There is plenty of research that looks at Madoff’s professional and social links and seeks to explain why people were drawn to him but for all this stuff, Arvedlund got there first.
THE COLLABORATOR
BY GERALD SEYMOUR
Hodder, £16.99
Eddie Seymour is sunbathing in a London park, his eyes closed, thoughts drifting, sleep hovering near. Suddenly an Italian accent rouses him. It belongs to a scantily clad girl, who has sat down next to him and is asking for some help translating the meaning of the word “turnover”.
She’s an accountancy student in the afternoon and learns English in the morning, and luckily for her, Eddie is a full-time English teacher and knows the odd business term inItalian. The two go to the pub, and by the evening, Eddie is besotted with the improbably-named Immacolata Borelli.

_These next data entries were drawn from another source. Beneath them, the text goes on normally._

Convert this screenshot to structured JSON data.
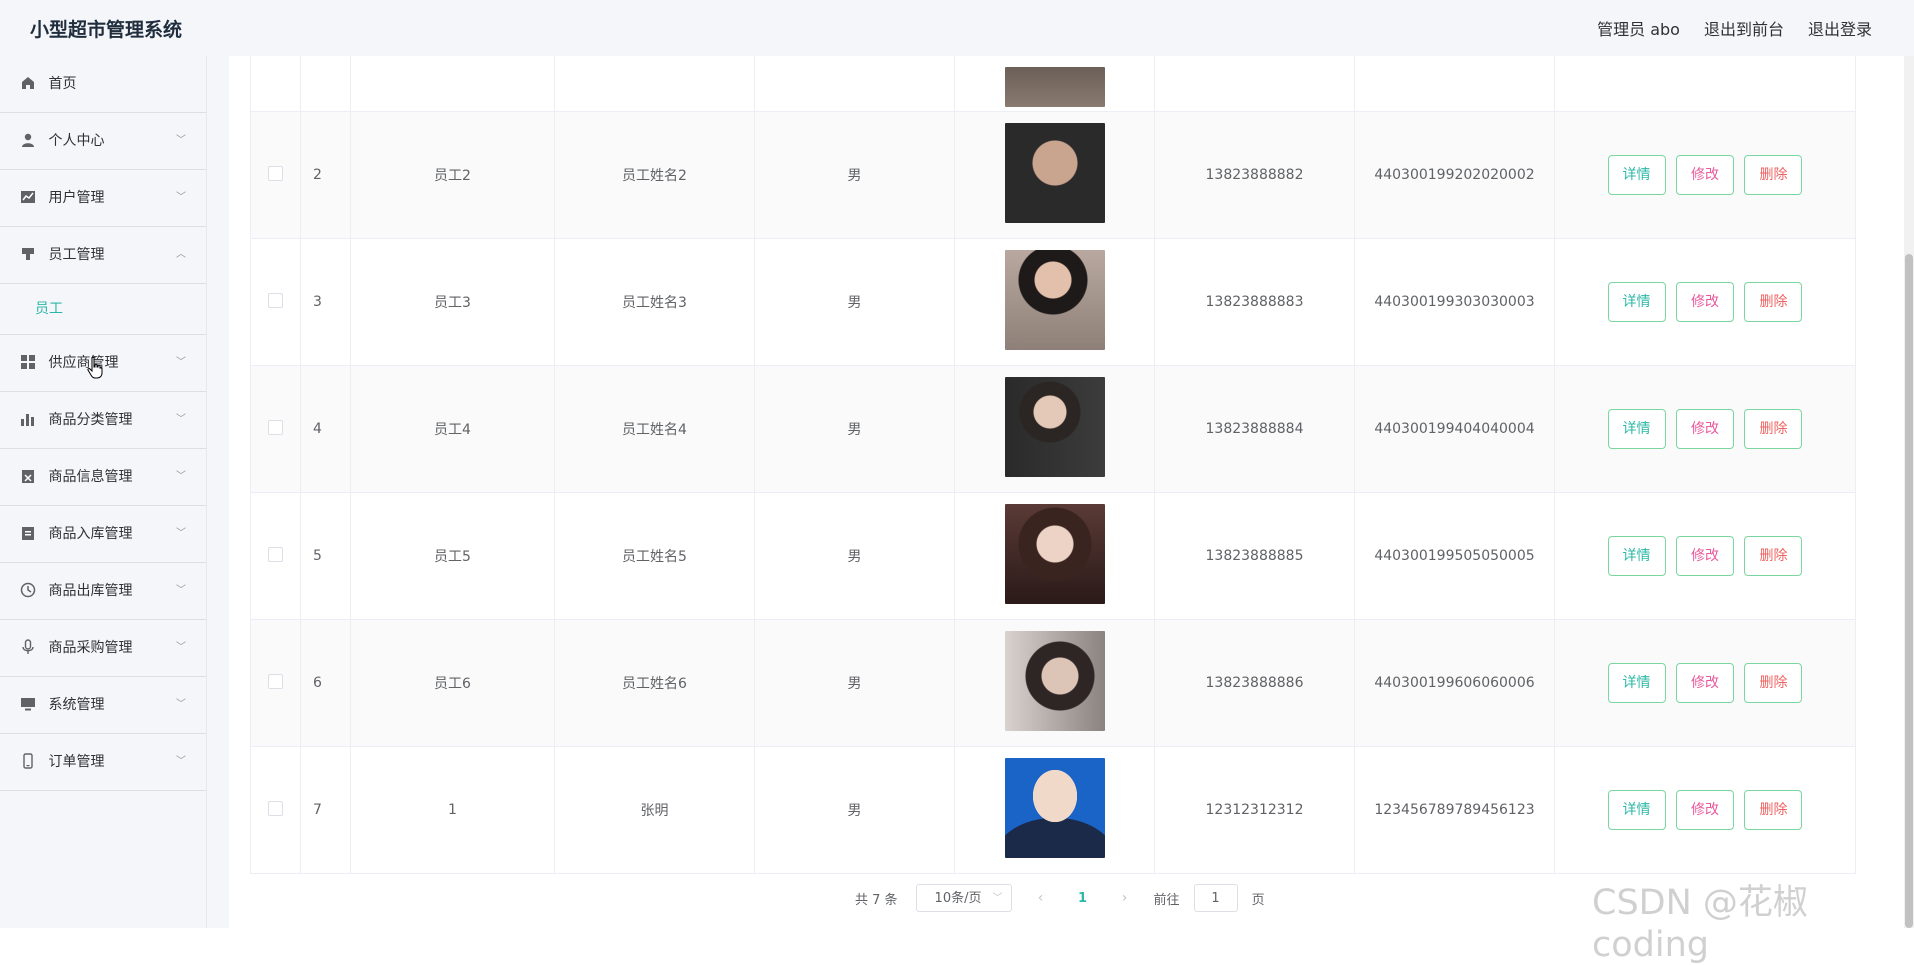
{
  "header": {
    "title": "小型超市管理系统",
    "admin_label": "管理员 abo",
    "back_frontend": "退出到前台",
    "logout": "退出登录"
  },
  "sidebar": {
    "items": [
      {
        "label": "首页",
        "icon": "home-icon"
      },
      {
        "label": "个人中心",
        "icon": "user-icon"
      },
      {
        "label": "用户管理",
        "icon": "chart-icon"
      },
      {
        "label": "员工管理",
        "icon": "brush-icon",
        "expanded": true
      },
      {
        "label": "员工",
        "sub": true
      },
      {
        "label": "供应商管理",
        "icon": "grid-icon"
      },
      {
        "label": "商品分类管理",
        "icon": "bar-chart-icon"
      },
      {
        "label": "商品信息管理",
        "icon": "clipboard-x-icon"
      },
      {
        "label": "商品入库管理",
        "icon": "clipboard-icon"
      },
      {
        "label": "商品出库管理",
        "icon": "clock-icon"
      },
      {
        "label": "商品采购管理",
        "icon": "mic-icon"
      },
      {
        "label": "系统管理",
        "icon": "monitor-icon"
      },
      {
        "label": "订单管理",
        "icon": "phone-icon"
      }
    ]
  },
  "table": {
    "rows": [
      {
        "index": "",
        "account": "",
        "name": "",
        "gender": "",
        "phone": "",
        "id_card": ""
      },
      {
        "index": "2",
        "account": "员工2",
        "name": "员工姓名2",
        "gender": "男",
        "phone": "13823888882",
        "id_card": "440300199202020002"
      },
      {
        "index": "3",
        "account": "员工3",
        "name": "员工姓名3",
        "gender": "男",
        "phone": "13823888883",
        "id_card": "440300199303030003"
      },
      {
        "index": "4",
        "account": "员工4",
        "name": "员工姓名4",
        "gender": "男",
        "phone": "13823888884",
        "id_card": "440300199404040004"
      },
      {
        "index": "5",
        "account": "员工5",
        "name": "员工姓名5",
        "gender": "男",
        "phone": "13823888885",
        "id_card": "440300199505050005"
      },
      {
        "index": "6",
        "account": "员工6",
        "name": "员工姓名6",
        "gender": "男",
        "phone": "13823888886",
        "id_card": "440300199606060006"
      },
      {
        "index": "7",
        "account": "1",
        "name": "张明",
        "gender": "男",
        "phone": "12312312312",
        "id_card": "123456789789456123"
      }
    ],
    "actions": {
      "detail": "详情",
      "edit": "修改",
      "delete": "删除"
    }
  },
  "pagination": {
    "total": "共 7 条",
    "page_size": "10条/页",
    "current_page": "1",
    "goto_label": "前往",
    "goto_value": "1",
    "page_suffix": "页"
  },
  "watermark": "CSDN @花椒coding",
  "colors": {
    "accent": "#2cb8a8",
    "edit": "#e85a9c",
    "delete": "#f06262",
    "button_border": "#7ad6a1",
    "sidebar_bg": "#f4f6fa"
  }
}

What he doesn’t know is that she is in London to look out for her brother, a gangster wanted by the Italian police for murder, and that her family is a clan of the Naples Camorra, a mafia deadlier and more powerful than the Sicilian one. Learning that a friend has been killed by her family, Immacolata flies to Naples for the funeral and is spat on by the deceased’s parents.

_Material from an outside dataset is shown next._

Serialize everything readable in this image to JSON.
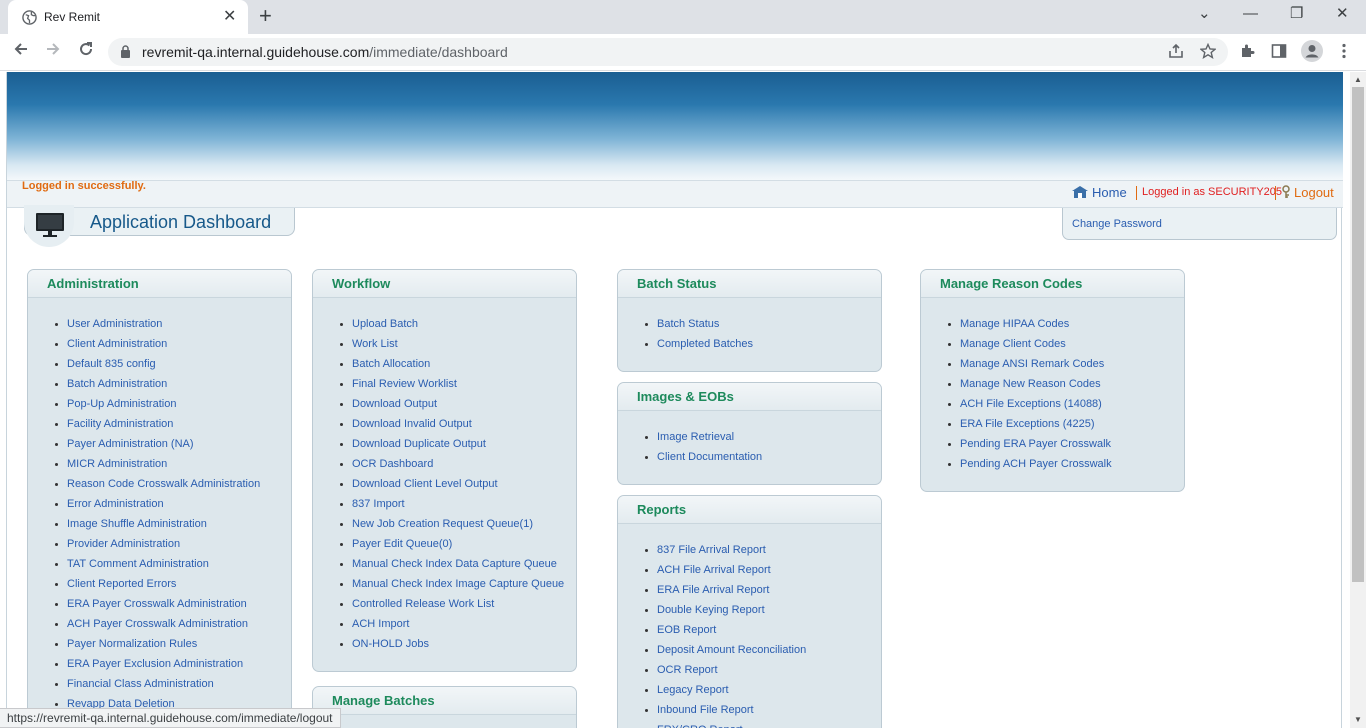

She understands their point, though, and it’s then she decides to honour her friends’ memory by collaborating with the police, turning in her brother and testifying against the rest of her family’s criminal empire. But the Camorra do not go down without a fight, and Immacolata’s decision means sacrificing everyone close to her, including, if they get their way, Eddie, who has followed her to Naples.
Seymour’s years as an ITN news reporter in Vietnam and the Middle East show that he knows what makes a story. Not only is this gripping from the first, as Seymour establishes a convincing human relationship in a way that many thriller writers don’t, but it deals with a real entity that is as terrifying in life as it is in this absorbing book.
TWENTIES GIRL
BY SOPHIE KINSELLA
Bantam, £18.99
kinsella is best known for her Becky Bloomwood series – you may recall Bloomwood, the dappy financial journalist in this year’s film of Kinsella’s Confession of a Shopaholic, starring Isla Fisher.

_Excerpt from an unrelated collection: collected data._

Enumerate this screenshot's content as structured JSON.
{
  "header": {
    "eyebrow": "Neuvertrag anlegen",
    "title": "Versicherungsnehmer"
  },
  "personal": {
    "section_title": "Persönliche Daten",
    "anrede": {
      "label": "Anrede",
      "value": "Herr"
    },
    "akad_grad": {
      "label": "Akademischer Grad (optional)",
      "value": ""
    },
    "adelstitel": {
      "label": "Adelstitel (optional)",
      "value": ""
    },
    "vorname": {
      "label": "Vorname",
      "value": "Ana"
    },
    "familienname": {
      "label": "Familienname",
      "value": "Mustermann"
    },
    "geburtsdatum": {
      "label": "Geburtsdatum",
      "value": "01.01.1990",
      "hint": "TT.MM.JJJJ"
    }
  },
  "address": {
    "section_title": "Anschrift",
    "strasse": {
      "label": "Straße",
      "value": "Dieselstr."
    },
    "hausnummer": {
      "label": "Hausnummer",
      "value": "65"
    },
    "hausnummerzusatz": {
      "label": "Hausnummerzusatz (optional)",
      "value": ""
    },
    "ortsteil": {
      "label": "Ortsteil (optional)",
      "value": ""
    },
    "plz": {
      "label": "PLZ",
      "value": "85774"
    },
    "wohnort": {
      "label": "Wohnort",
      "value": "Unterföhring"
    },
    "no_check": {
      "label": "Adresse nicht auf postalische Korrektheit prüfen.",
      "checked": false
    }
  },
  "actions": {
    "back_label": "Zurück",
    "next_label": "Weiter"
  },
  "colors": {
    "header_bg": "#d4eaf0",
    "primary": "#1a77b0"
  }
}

In Kinsella’s latest stand-alone novel Lara, 27, has just been dumped by the “perfect” man and now she’s stuck going to the funeral of a great aunt Sadie she never knew. Suddenly, though, Sadie’s spirit pops up and won’t leave Lara alone. She has lost her favourite vintage necklace and she can’t settle down in heaven until it’s found – sadly it’s Lara that must retrieve it, although she doesn’t want to.
As they spar, searching for the necklace, Sadie’s rebellious 1920s party girl spirit emerges as the dominant force in the book and Lara, the worry-laden contemporary Londoner, is increasingly aware of having met her match. But do we really care about Sadie and a bygone era? We get into this wanting a contemporary story dealing a current woman’s struggles – we want Lara, not Sadie, who feels out of place thought she is central to Lara’s journey of self discovery.
But Kinsella’s perfected style carries the thing with the usual pace and spirit, so while it’s not her best, it will do as perfectly good Tube reading. Kinsella fans may be a touch disappointed, though.